5 books by UR authors to round out your summer reads

July 18, 2022


Looking for some summer book suggestions? Faculty at the University have penned compelling reads for a general audience on a wide variety of topics — from weighty issues like racial inequality to a children’s book about dreams. We’re highlighting five that were published in the past year, recently cited by the media, or include a collaboration among several Spiders.

History professor Samantha Seeley’s first book received two major awards this year. Race, Removal, and the Right to Remain: Migration and the Making of the United States examines how the states and federal government excluded groups of people from the nation after the American Revolution. Race and Removal focuses on how early nation building in the U.S. was purposefully constructed through contentious legal, political, and diplomatic negotiation.

Seeley’s book received the 2022 Merle Curti Social History Award from the Organization of American Historians as well as the Jon Gjerde Prize from the Midwestern History Association. Hear Seeley discuss her work on this New Books Network podcast.

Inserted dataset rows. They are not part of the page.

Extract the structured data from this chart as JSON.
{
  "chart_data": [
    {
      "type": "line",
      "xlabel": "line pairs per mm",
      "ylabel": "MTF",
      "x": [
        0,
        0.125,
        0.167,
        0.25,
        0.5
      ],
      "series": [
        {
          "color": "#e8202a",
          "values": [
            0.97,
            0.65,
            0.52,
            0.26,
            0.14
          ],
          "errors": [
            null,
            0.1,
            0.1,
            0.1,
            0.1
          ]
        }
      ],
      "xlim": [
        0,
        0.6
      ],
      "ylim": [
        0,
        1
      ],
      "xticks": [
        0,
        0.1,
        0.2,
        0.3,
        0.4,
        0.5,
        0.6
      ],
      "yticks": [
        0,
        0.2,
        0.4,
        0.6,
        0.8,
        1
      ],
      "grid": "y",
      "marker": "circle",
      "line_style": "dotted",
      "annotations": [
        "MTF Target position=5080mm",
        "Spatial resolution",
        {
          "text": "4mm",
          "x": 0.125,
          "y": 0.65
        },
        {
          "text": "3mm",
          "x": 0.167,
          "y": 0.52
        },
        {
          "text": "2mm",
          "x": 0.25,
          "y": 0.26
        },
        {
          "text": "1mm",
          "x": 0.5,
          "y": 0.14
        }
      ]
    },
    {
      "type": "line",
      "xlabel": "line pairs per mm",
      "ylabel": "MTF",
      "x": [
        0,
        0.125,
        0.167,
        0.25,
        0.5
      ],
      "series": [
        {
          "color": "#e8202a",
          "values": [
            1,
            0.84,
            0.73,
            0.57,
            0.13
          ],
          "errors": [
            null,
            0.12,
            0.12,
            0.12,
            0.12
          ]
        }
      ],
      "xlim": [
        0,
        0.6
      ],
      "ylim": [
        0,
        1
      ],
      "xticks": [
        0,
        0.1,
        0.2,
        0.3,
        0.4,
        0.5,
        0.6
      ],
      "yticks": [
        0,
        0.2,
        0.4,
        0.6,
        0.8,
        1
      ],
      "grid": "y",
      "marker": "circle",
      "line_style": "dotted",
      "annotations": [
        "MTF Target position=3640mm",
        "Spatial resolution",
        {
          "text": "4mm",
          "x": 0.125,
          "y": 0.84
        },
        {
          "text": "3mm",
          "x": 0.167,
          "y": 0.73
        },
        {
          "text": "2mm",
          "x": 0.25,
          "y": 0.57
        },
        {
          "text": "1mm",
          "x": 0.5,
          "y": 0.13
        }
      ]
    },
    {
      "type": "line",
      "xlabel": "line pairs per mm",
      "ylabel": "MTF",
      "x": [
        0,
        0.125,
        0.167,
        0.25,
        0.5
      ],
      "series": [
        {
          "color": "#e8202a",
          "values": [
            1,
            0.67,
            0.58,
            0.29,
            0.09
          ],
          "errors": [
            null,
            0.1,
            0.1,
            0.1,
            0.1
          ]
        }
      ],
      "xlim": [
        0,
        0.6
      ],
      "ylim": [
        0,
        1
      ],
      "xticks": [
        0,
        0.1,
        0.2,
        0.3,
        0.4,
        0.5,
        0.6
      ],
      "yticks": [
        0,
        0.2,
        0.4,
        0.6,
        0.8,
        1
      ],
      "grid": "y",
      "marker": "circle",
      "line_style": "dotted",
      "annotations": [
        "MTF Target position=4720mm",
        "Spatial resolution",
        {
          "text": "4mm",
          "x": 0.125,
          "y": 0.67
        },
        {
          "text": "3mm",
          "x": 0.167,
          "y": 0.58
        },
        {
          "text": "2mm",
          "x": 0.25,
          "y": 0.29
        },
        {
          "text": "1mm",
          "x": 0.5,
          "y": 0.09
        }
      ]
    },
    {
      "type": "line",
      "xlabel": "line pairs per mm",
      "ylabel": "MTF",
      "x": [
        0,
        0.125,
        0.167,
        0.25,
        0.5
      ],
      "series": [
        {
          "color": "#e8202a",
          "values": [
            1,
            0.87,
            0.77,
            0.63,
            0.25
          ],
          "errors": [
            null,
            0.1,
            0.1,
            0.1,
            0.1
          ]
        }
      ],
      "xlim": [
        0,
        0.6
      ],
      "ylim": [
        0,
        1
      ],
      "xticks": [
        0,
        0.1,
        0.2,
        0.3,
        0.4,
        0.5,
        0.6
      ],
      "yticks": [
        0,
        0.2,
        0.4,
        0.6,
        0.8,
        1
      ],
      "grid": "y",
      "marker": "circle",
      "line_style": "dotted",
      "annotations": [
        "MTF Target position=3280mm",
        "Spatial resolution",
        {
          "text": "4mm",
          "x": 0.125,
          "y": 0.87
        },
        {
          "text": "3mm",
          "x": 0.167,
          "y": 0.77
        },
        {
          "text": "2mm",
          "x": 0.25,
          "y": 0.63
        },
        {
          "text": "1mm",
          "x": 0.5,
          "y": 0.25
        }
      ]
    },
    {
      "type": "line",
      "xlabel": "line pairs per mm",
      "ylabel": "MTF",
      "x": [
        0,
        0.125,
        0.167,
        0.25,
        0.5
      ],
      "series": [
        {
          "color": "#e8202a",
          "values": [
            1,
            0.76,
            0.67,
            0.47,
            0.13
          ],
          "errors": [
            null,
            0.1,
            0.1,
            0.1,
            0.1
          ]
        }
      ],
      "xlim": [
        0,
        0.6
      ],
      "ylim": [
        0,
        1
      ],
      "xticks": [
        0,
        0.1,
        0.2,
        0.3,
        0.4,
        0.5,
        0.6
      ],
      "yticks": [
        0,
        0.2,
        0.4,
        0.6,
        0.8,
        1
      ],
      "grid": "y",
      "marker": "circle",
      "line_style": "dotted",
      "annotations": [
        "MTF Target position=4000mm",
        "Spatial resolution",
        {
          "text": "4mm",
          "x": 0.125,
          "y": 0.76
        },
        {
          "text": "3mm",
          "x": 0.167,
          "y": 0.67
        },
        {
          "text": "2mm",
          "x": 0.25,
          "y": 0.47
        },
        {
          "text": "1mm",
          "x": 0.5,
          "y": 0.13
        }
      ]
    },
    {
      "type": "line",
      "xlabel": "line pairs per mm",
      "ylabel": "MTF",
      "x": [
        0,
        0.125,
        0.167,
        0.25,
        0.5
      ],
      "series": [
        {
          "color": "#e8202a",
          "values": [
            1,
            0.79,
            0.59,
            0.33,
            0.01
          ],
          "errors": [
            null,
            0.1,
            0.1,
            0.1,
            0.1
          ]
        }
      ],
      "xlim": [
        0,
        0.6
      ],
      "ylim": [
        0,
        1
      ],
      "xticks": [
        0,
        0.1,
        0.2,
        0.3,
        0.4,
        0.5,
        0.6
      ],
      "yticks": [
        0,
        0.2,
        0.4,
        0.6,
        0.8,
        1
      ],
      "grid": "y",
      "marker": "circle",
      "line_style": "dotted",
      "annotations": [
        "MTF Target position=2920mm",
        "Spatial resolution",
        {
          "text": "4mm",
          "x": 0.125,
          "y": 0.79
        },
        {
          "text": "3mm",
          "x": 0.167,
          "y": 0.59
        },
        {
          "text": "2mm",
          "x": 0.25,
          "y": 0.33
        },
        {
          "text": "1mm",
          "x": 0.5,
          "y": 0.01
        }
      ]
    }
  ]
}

Sonic Identity at the Margins is an anthology that explores “how marginalized identities manifest in music and sound,” the authors write, shaping our society from the 19th century until now. The book, featuring works from four University of Richmond faculty, aims to bring awareness and to disrupt identity-based stereotypes, including race, ethnicity, gender, sexuality, and ability, in music and media.

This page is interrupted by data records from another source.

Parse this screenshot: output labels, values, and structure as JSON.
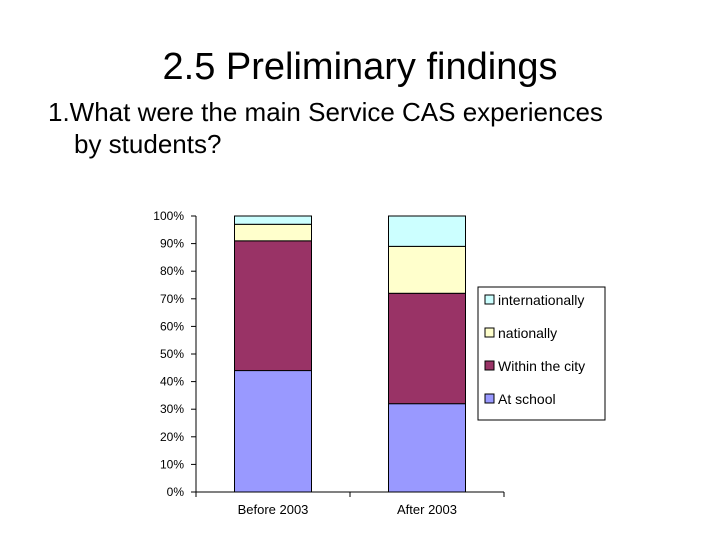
{
  "slide": {
    "title": "2.5 Preliminary findings",
    "question_line1": "1.What  were the main Service  CAS experiences",
    "question_line2": "by students?"
  },
  "chart_data": {
    "type": "bar",
    "stacked": true,
    "categories": [
      "Before 2003",
      "After 2003"
    ],
    "series": [
      {
        "name": "At school",
        "values": [
          44,
          32
        ],
        "color": "#9999ff"
      },
      {
        "name": "Within the city",
        "values": [
          47,
          40
        ],
        "color": "#993366"
      },
      {
        "name": "nationally",
        "values": [
          6,
          17
        ],
        "color": "#ffffcc"
      },
      {
        "name": "internationally",
        "values": [
          3,
          11
        ],
        "color": "#ccffff"
      }
    ],
    "ylim": [
      0,
      100
    ],
    "yticks": [
      "0%",
      "10%",
      "20%",
      "30%",
      "40%",
      "50%",
      "60%",
      "70%",
      "80%",
      "90%",
      "100%"
    ],
    "legend_position": "right",
    "legend_order": [
      "internationally",
      "nationally",
      "Within the city",
      "At school"
    ],
    "grid": false
  }
}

The anthology was co-edited by University of Richmond music professors Joanna K. Love and Jessie Fillerup and features chapters from UR colleagues, Andy McGraw, associate professor and chair of the Department of Music, and Bert Ashe, professor of English and Africana studies advisory board member.

Ashe is also the author of Twisted: My Dreadlocks Chronicle, which was featured in a question on Jeopardy earlier this year.  The personal account traces Ashe’s experience and issues surrounding Black male identity through cultural perceptions of hair.

Dozens of recent media reports related to legislation on the use of rap lyrics in court have cited Rap on Trial, which was co-authored by liberal arts professor Erik Nielson. The book looks at rap lyrics used as criminal evidence in cases against young men of color. Nielson also helped write the legislation.

And on the lighter side, Yesternight is an illustrated book by Linda Hobgood, longtime director of the Speech Center and a faculty member in rhetoric and communication studies. A fellow Spider, UR alum Sarah Muse, created the drawings for the book. 

The publisher describes Yesternight as the story of a girl who spends “four seasons filled with exciting daytime adventures that inspire her imagination and lead to wondrous nighttime escapades, travel to make-believe places, moonlight rides and dancing with stuffed animals that come alive on starlit nights.”